Hi
I'd like some feedback on how I'd like to solve the following sharding problem
I have a collection that will eventually become big
Average document size is 1.5kb
Every year 30 Million documents will be indexed
Data come from different document producers (a person, owner of his documents)
and queries are almost always performed by a document producer who can only
query his own document. So shard by document producer seems a good choice
there are 3 types of doc producer
type A,
cardinality 105 (there are 105 producers of this type)

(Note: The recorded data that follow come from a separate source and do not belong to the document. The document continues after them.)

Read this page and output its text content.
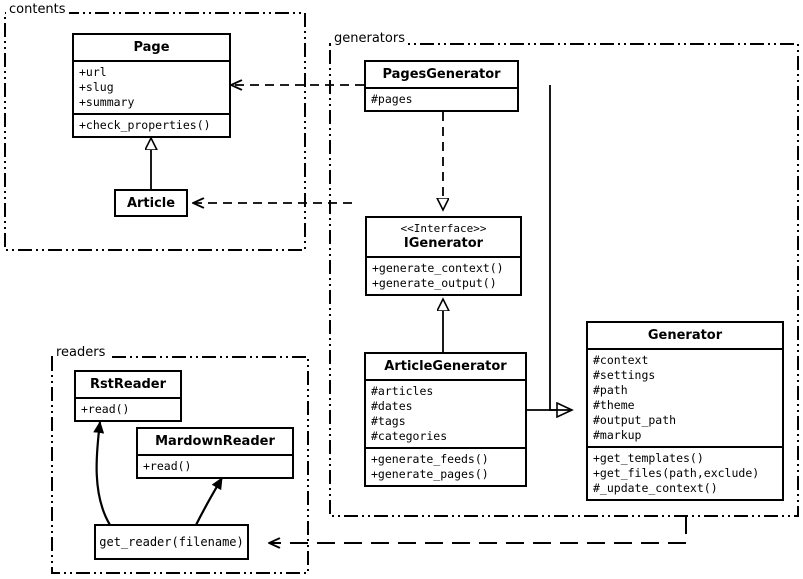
contents
generators
readers
Page
+url
+slug
+summary
+check_properties()
Article
PagesGenerator
#pages
<<Interface>>
IGenerator
+generate_context()
+generate_output()
ArticleGenerator
#articles
#dates
#tags
#categories
+generate_feeds()
+generate_pages()
Generator
#context
#settings
#path
#theme
#output_path
#markup
+get_templates()
+get_files(path,exclude)
#_update_context()
RstReader
+read()
MardownReader
+read()
get_reader(filename)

produce 17M docs/year (the aggregated production af all type A producers)
type B
cardinality ~10k
produce 4M docs/year
type C
cardinality ~10M
produce 9M docs/year
I'm thinking about
use compositeId ( solrDocId = producerId!docId ) to send all docs of the same
producer to the same shards. When a shard becomes too large I can use shard
splitting.
problems
-documents from type A producers could be oddly distributed among shards,
because hashing doesn't work well on small numbers (105) see Appendix
As a solution I could do this when a new typeA producer (producerA1) arrives:
1) client app: generate a producer code
2) client app: simulate murmurhashing and shard assignment
3) client app: check shard assignment is optimal (producer code is assigned to
the shard with the least type A producers) otherwise goto 1) and try with
another code
when I add documents or perform searches for producerA1 I use it's producer
code respectively in the compositeId or in the route parameter
What do you think?
-----------Appendix: murmurhash shard assignment
simulation-----------------------
import mmh3
hashes = [mmh3.hash(str(i))>>16 for i in xrange(105)]
num_shards = 16
shards = [0]*num_shards
for hash in hashes:
idx = hash % num_shards
shards[idx] += 1
print shards
print sum(shards)
-------------
result: [4, 10, 6, 7, 8, 6, 7, 8, 11, 1, 8, 5, 6, 5, 5, 8]
so with 16 shards and 105 shard keys I can have
shards with 1 key
shards with 11 keys